Weeks before his name featured in the Evening Star accused of the murder of former Orwell High School pupil Mr Lui, Carroll's name appeared under a bankruptcy notice.

The announcement on June 23 stated that the High Court of Justice had made a Bankruptcy Order on June 12 against "Lewis Carroll, currently a security doorman of the flat 33 Foxhall Road and lately trading at 48 Clarkson Street as a security doorman Dave Lewis Security."

Named after the Victorian children's fairytale writer, the Ipswich killer bore little in common with his namesake, terrifying - rather than enchanting - those he came into contact with.

The dad-of-six, who was born in Ipswich and left school in Nacton with no qualifications, was feared by those who knew his tendency to fly into violent rages fuelled by drink and drug binges.

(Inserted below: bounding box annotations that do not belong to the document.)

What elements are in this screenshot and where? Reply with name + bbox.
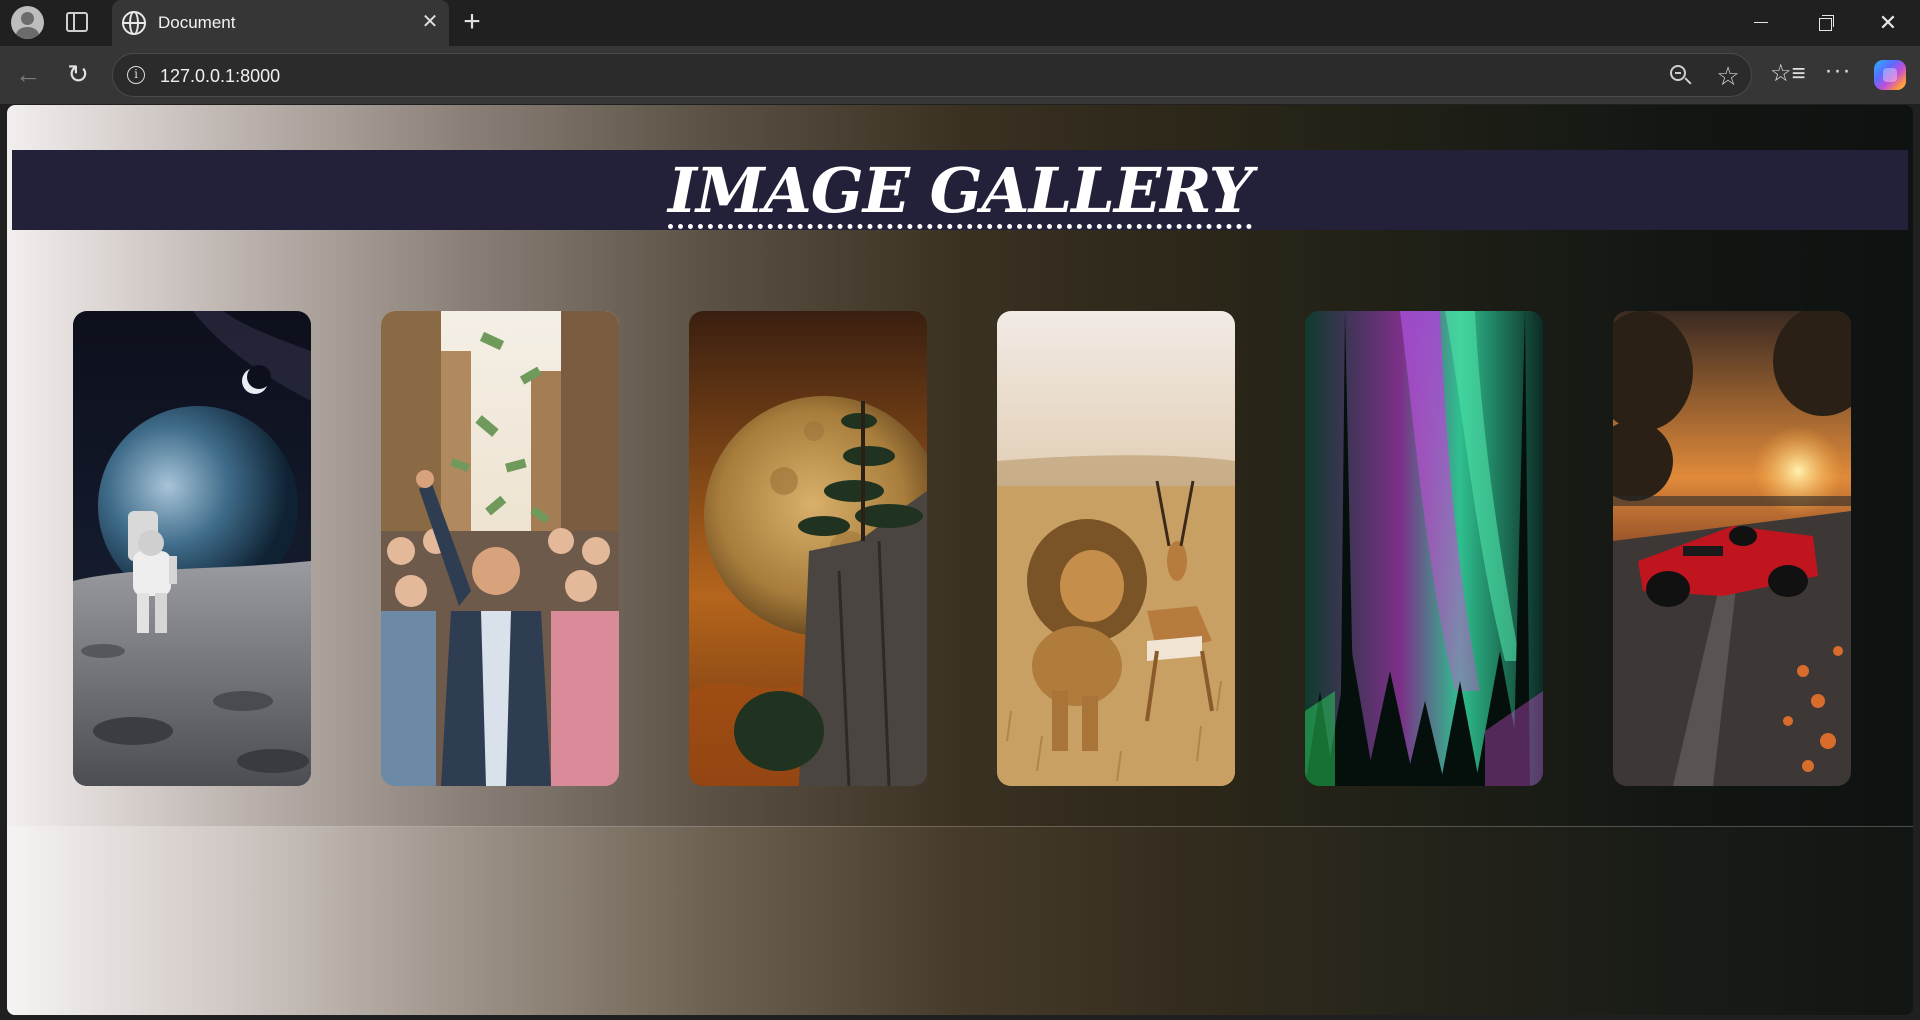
close-tab-icon[interactable]: ✕	[417, 9, 443, 35]
gallery-image-race-car[interactable]	[1613, 311, 1851, 786]
sidebar-toggle-icon[interactable]	[66, 12, 88, 32]
close-window-button[interactable]: ✕	[1856, 0, 1920, 46]
profile-avatar-icon[interactable]	[11, 6, 44, 39]
browser-titlebar: Document ✕ + ✕	[0, 0, 1920, 46]
page-header: IMAGE GALLERY	[12, 150, 1908, 230]
favorites-icon[interactable]: ☆≡	[1770, 58, 1806, 90]
address-bar[interactable]: i 127.0.0.1:8000 ☆	[112, 53, 1752, 97]
star-icon[interactable]: ☆	[1713, 61, 1743, 91]
gallery-image-astronaut[interactable]	[73, 311, 311, 786]
info-icon[interactable]: i	[127, 66, 145, 84]
gallery-image-money-crowd[interactable]	[381, 311, 619, 786]
browser-tab[interactable]: Document ✕	[112, 0, 449, 46]
page-title: IMAGE GALLERY	[668, 154, 1253, 229]
gallery-image-lion-gazelle[interactable]	[997, 311, 1235, 786]
address-url[interactable]: 127.0.0.1:8000	[160, 66, 280, 87]
tab-title: Document	[158, 13, 236, 32]
more-icon[interactable]: ···	[1822, 58, 1854, 90]
astronaut-moon-image	[73, 311, 311, 786]
zoom-handle	[1684, 77, 1692, 85]
reload-icon[interactable]: ↻	[62, 58, 94, 90]
profile-avatar-body	[16, 27, 39, 39]
copilot-icon[interactable]	[1874, 60, 1906, 90]
gallery	[7, 231, 1913, 827]
gallery-image-moon-cliff[interactable]	[689, 311, 927, 786]
globe-icon	[122, 11, 146, 35]
page-viewport: IMAGE GALLERY	[7, 105, 1913, 1015]
aurora-forest-image	[1305, 311, 1543, 786]
browser-toolbar: ← ↻ i 127.0.0.1:8000 ☆	[0, 46, 1920, 104]
restore-button[interactable]	[1792, 0, 1856, 46]
money-crowd-image	[381, 311, 619, 786]
race-car-image	[1613, 311, 1851, 786]
moon-cliff-image	[689, 311, 927, 786]
zoom-out-icon[interactable]	[1669, 64, 1693, 88]
page-footer-area	[7, 827, 1913, 1015]
gallery-image-aurora[interactable]	[1305, 311, 1543, 786]
profile-avatar-head	[21, 12, 34, 25]
new-tab-icon[interactable]: +	[457, 7, 487, 38]
minimize-button[interactable]	[1728, 0, 1792, 46]
lion-gazelle-image	[997, 311, 1235, 786]
back-arrow-icon[interactable]: ←	[12, 58, 44, 90]
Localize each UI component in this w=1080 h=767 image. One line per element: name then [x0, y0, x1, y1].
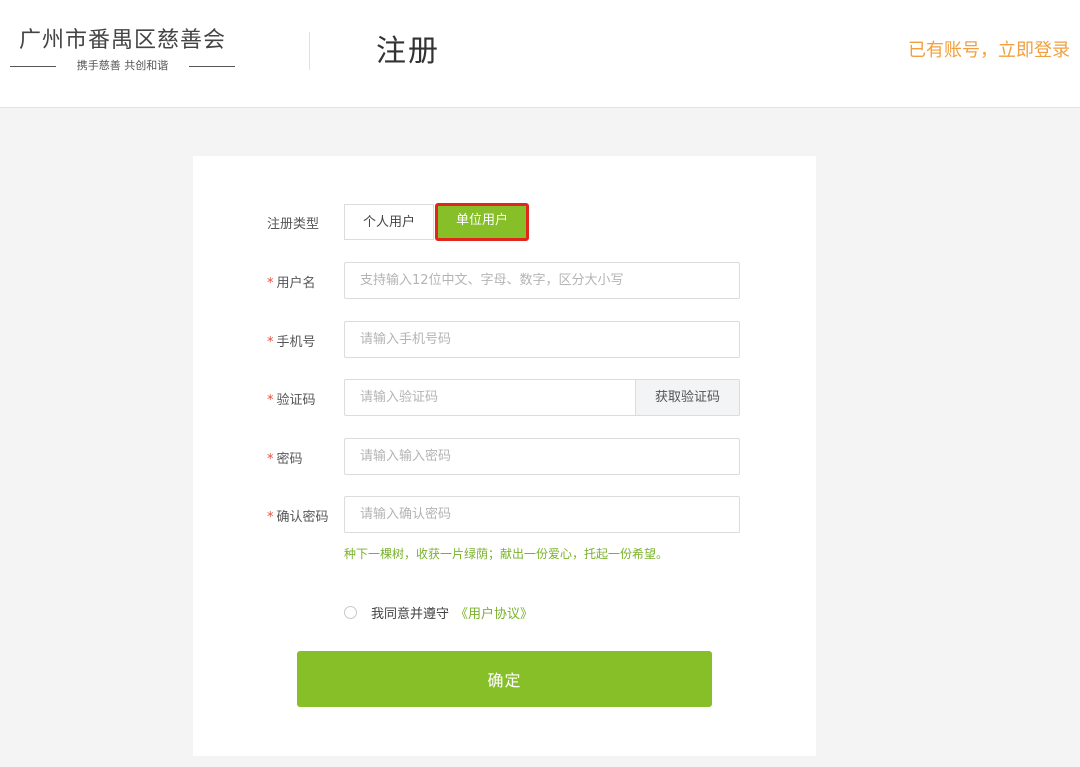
get-code-button[interactable]: 获取验证码: [635, 379, 740, 416]
slogan: 携手慈善 共创和谐: [10, 58, 235, 74]
login-link[interactable]: 已有账号，立即登录: [908, 38, 1070, 64]
type-label: 注册类型: [267, 217, 320, 232]
hint-text: 种下一棵树，收获一片绿荫；献出一份爱心，托起一份希望。: [344, 547, 669, 561]
type-personal-button[interactable]: 个人用户: [344, 204, 434, 240]
code-label: * 验证码: [267, 393, 316, 408]
phone-input[interactable]: [344, 321, 740, 358]
required-mark: *: [267, 335, 274, 350]
phone-row: * 手机号: [193, 321, 816, 358]
username-row: * 用户名: [193, 262, 816, 299]
required-mark: *: [267, 276, 274, 291]
required-mark: *: [267, 393, 274, 408]
header: 广州市番禺区慈善会 携手慈善 共创和谐 注册 已有账号，立即登录: [0, 0, 1080, 108]
password-label: * 密码: [267, 452, 303, 467]
username-label: * 用户名: [267, 276, 316, 291]
code-input[interactable]: [344, 379, 636, 416]
required-mark: *: [267, 510, 274, 525]
password-input[interactable]: [344, 438, 740, 475]
header-divider: [309, 32, 310, 70]
slogan-line-left: [10, 65, 56, 67]
slogan-text: 携手慈善 共创和谐: [76, 59, 169, 72]
submit-button[interactable]: 确定: [297, 651, 712, 707]
register-form: 注册类型 个人用户 单位用户 *用户名 *手机号 *验证码 获取验证码 *密码 …: [193, 156, 816, 756]
username-input[interactable]: [344, 262, 740, 299]
agree-radio[interactable]: [344, 606, 357, 619]
confirm-password-label: * 确认密码: [267, 510, 329, 525]
user-agreement-link[interactable]: 《用户协议》: [455, 603, 533, 622]
org-name: 广州市番禺区慈善会: [18, 28, 226, 53]
type-row: 注册类型 个人用户 单位用户: [193, 203, 816, 241]
confirm-password-input[interactable]: [344, 496, 740, 533]
password-row: * 密码: [193, 438, 816, 475]
page-title: 注册: [376, 34, 440, 69]
type-unit-button[interactable]: 单位用户: [435, 203, 529, 241]
agreement: 我同意并遵守 《用户协议》: [344, 603, 533, 622]
agree-text: 我同意并遵守: [371, 607, 450, 622]
confirm-password-row: * 确认密码: [193, 496, 816, 533]
slogan-line-right: [189, 65, 235, 67]
code-row: *验证码 获取验证码: [193, 379, 816, 416]
phone-label: * 手机号: [267, 335, 316, 350]
required-mark: *: [267, 452, 274, 467]
logo: 广州市番禺区慈善会 携手慈善 共创和谐: [10, 26, 235, 74]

"He was a nut-case," said an Ipswich man who asked for his identity to be kept secret due to Carroll's chilling reputation. "Everybody in the club scene knew him or knew of him. When he was straight he was a top guy but there were two sides to him.

"Towards the end, he was doing ecstasy like it was Smarties. His problem was drugs definitely. He would turn up at places off his face, chewing for England. Drugs got the better of him."

Certain types of lager would provoke a particularly unpleasant reaction in the bouncer who worked doors in Ipswich, Felixstowe and Braintree before he murdered Mr Lui, a man who knew the killer said.

"He had an intolerance to a (chemical) in some beers," the man said. "Certain types and he goes off the scale."

As well as drinking and popping ecstasy, Carroll - the son of a former Royal Navy serviceman - was injecting himself with steroids, the man said.

"He wasn't afraid of anyone or anything. People weren't surprised at what happened. It was a fact it would happen sooner or later. He went downhill fast."

On the night Mr Lui was attacked, Carroll had been drinking since 4pm, he said. Carroll had gone out with a large group of Ipswich bouncers and they had ended up at Kartouche's student night.

"It was a doormen's night out. Unfortunately things went very wrong," said the man.

Throughout the four-week murder trial, a bespectacled Carroll engaged in bizarre displays of emotion, rolling his eyes as the horrendous list of injuries inflicted on his victim was read to the court. As the jury heard terrifying details of the fatal attack, Carroll would often smile at friends or family in the public gallery as if oblivious or uncomprehending of the sombre circumstances that had brought him there.